The more I read, the more I realize the critical role of description–involving all the senses–in the telling of a story. It is through sensory input that we engage in our world. So many of us today rush through life. Always in a hurry, we don’t take the time to notice the beauty of cloud formations, the scent of honey-suckle, the colors of the sunset or the caress of a summer breeze. Sucked into the vortex of Ipods, texting–even blogs–it’s easy to succumb to the inevitability of a life lived vicariously. So, offer your reader the joys he or she may be missing. Invite them to become more aware. This goes whether you write fiction, poetry, creative non-fiction or…you name it.
Here are a few more considerations to bear in mind when writing description:
Good description does not have to be flowery, purple prose kind of stuff. Avoid extensive use of hyperbole, adjectives, adverbs. Go for active verbs when you can.
Description isn’t only about what you see. Train yourself to become aware of all your senses. Keep notes about your experiences in your writing journal so that you can refer to them for inspiration.
Use description to express emotion. It’s that old “show, don’t tell” advice. Become aware of how your body responds when you’re happy, afraid–whatever. Go ahead and jot that down in your journal, too.
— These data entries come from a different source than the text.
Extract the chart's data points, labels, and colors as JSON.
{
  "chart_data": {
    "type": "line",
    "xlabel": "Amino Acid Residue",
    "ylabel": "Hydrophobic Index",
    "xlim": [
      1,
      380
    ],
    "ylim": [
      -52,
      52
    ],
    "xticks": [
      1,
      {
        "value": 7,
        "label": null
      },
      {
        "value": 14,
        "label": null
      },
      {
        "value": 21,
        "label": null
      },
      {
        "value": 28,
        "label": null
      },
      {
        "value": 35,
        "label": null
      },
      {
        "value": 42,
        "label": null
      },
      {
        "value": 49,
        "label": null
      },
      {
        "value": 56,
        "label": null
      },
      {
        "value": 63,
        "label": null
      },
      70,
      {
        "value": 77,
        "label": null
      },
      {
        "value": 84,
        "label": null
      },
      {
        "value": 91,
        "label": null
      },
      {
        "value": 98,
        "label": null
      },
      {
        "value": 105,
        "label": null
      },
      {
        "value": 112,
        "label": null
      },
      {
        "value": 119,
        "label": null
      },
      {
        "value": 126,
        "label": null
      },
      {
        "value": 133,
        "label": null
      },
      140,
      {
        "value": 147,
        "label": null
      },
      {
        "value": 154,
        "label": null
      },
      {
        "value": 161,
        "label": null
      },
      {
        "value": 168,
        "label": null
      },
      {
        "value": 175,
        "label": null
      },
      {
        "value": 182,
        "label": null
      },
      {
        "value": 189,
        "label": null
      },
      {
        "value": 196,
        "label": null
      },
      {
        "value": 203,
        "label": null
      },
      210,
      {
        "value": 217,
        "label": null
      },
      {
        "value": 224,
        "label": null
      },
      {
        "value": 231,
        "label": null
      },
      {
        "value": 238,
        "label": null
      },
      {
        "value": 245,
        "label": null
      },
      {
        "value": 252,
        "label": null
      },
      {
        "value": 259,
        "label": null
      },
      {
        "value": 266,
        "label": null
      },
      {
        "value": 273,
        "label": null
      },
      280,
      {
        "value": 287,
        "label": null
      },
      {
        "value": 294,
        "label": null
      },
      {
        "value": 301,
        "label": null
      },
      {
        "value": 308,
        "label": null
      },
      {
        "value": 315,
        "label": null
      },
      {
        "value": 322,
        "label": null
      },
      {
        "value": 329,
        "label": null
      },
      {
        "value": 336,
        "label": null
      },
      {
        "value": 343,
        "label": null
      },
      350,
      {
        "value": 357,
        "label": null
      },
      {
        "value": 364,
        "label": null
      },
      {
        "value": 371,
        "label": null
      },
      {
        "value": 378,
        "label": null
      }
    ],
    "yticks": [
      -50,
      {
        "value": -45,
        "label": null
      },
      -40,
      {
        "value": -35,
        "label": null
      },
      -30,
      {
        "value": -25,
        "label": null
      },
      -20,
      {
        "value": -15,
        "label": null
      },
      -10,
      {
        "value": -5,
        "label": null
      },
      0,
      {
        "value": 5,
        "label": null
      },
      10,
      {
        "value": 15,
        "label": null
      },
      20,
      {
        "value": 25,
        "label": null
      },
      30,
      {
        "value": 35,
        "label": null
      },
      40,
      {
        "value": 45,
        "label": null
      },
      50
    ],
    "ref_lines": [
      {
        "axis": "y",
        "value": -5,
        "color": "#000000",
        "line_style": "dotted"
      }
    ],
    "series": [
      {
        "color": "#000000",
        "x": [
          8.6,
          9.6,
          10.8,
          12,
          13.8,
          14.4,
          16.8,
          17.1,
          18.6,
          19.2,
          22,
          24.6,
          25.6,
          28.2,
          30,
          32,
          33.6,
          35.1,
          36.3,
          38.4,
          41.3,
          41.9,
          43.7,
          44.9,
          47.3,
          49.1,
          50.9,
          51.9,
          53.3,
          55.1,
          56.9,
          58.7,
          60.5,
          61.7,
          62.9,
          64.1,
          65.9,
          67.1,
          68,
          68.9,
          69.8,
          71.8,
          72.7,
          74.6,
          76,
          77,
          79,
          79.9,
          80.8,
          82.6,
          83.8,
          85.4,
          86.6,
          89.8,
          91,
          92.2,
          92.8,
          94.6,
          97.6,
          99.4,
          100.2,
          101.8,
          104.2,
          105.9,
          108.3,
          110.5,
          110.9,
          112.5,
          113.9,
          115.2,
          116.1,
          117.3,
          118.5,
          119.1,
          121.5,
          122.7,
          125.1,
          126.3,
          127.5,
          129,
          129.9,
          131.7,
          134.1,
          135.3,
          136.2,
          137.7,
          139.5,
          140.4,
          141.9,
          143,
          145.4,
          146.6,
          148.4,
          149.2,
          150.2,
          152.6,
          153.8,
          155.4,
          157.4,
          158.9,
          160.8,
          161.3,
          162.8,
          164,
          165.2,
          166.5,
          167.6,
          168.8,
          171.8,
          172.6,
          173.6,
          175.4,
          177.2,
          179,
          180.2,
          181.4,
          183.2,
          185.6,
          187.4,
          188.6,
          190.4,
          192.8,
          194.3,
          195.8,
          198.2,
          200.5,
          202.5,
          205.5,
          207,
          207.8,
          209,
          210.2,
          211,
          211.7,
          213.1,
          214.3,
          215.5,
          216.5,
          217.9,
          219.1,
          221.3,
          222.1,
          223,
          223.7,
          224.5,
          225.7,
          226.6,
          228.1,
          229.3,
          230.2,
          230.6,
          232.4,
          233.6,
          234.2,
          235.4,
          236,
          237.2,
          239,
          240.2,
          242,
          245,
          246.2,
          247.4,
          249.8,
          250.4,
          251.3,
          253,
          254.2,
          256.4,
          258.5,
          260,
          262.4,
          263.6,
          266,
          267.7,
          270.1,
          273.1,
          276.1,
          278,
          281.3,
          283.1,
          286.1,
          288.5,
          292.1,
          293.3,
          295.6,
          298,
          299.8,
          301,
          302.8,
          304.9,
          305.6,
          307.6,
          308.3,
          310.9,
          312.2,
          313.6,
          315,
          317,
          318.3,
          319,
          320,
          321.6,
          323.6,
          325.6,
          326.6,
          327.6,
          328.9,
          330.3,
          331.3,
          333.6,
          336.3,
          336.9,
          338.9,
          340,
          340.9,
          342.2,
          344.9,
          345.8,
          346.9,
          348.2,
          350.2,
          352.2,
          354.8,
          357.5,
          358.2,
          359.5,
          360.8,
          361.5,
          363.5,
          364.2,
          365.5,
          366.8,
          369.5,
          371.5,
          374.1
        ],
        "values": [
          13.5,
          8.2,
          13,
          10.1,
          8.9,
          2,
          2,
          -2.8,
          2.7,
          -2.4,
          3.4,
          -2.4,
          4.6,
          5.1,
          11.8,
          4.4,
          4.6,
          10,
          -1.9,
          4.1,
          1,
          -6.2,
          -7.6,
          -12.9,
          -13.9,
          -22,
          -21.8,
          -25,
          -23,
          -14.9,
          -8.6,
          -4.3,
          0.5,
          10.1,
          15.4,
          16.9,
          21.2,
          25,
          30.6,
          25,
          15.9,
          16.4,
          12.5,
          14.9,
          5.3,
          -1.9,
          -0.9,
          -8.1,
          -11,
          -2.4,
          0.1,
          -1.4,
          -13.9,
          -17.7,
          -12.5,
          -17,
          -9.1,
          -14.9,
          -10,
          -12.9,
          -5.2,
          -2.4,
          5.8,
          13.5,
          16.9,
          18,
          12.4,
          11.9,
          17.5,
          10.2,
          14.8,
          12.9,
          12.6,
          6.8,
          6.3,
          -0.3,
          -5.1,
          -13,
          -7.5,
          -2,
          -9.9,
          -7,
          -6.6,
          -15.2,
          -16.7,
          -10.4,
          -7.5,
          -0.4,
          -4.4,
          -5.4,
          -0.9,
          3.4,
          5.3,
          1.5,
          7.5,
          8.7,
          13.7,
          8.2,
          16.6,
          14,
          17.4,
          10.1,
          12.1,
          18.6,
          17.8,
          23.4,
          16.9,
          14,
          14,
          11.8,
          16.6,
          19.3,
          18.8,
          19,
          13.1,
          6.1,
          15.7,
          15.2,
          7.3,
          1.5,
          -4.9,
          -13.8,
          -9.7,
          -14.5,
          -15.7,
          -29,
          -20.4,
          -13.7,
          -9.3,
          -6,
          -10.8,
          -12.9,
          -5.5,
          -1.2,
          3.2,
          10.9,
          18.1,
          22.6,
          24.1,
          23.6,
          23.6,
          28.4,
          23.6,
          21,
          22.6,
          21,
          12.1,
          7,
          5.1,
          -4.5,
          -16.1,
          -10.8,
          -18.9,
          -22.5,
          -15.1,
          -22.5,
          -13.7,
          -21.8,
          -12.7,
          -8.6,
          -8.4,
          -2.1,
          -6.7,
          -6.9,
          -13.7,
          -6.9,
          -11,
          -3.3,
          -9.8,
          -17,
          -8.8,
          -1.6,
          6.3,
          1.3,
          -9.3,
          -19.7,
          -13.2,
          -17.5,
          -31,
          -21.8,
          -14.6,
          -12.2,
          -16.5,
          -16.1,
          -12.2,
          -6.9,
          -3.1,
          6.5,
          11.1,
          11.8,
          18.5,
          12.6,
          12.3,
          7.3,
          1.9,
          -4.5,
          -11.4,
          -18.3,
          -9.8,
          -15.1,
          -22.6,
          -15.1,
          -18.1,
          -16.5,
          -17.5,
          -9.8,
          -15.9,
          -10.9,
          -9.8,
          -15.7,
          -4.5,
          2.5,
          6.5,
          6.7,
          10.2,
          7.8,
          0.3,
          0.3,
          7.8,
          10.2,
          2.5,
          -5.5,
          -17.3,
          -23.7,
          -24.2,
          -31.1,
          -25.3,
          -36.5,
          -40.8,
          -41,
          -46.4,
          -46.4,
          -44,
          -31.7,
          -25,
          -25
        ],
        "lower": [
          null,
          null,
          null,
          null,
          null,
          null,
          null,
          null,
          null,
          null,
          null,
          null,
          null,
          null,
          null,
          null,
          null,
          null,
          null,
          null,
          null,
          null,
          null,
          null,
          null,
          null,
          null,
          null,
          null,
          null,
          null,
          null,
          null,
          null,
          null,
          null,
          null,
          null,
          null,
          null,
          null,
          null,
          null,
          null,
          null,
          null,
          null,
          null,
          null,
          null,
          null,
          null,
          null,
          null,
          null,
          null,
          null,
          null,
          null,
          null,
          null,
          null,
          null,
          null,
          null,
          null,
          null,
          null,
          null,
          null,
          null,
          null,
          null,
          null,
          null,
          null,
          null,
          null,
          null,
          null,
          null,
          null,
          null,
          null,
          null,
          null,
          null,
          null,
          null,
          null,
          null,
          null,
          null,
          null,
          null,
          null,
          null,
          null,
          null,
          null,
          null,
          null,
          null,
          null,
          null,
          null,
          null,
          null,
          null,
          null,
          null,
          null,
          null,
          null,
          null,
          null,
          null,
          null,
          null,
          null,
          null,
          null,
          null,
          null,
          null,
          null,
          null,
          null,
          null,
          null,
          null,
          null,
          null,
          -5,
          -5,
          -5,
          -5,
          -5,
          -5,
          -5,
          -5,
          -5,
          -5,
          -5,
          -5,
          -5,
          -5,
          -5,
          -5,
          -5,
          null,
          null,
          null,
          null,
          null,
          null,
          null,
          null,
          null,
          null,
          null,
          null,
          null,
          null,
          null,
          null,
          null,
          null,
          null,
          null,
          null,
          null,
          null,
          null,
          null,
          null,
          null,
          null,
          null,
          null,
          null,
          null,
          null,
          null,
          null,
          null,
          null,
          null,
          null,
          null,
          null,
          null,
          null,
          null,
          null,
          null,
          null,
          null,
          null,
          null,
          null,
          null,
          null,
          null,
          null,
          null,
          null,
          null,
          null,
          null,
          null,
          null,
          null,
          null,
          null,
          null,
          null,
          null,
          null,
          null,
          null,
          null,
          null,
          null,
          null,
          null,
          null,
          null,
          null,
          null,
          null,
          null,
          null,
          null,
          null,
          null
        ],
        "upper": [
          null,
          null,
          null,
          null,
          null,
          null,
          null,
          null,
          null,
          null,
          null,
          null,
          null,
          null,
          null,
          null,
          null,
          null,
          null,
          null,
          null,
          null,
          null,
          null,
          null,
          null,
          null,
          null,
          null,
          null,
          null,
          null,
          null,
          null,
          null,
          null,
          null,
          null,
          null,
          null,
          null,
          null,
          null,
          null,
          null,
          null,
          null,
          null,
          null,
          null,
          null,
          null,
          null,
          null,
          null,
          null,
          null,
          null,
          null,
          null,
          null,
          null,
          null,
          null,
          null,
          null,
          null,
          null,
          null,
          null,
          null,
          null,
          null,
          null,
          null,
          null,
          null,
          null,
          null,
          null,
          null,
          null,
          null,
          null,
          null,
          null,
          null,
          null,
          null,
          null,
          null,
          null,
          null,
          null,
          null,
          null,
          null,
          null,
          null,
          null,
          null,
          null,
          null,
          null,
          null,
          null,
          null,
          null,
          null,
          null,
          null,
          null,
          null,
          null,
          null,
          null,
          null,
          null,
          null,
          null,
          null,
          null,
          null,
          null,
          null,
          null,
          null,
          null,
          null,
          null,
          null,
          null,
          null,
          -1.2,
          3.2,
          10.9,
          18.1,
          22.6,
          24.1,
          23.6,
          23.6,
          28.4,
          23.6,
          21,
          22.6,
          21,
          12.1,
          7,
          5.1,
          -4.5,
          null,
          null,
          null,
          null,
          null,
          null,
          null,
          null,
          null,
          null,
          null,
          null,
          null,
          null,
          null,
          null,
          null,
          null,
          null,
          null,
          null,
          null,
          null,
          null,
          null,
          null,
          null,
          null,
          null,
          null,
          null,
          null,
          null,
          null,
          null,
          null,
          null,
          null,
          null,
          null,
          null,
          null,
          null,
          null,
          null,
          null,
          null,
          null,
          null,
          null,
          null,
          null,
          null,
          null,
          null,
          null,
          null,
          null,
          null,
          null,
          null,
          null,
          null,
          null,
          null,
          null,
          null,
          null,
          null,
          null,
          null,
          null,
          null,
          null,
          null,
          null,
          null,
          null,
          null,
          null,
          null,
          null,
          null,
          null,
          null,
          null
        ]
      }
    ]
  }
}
Don’t be afraid to describe the ugly, the scary, the difficult, the gruesome, even. This is all part of life, isn’t it?
Description doesn’t have to be lengthy, rambling. Tighten up your narrative, but make every word count. I’m sure that when reading you, like me, have been guilty of skimming lengthy paragraphs of description that have taken you out of the story line.
Suggestion: to develop your own awareness, get in the habit of journaling each day. Jot down some memories of things you’ve observed. Go beyond the visual. Cultivate awareness.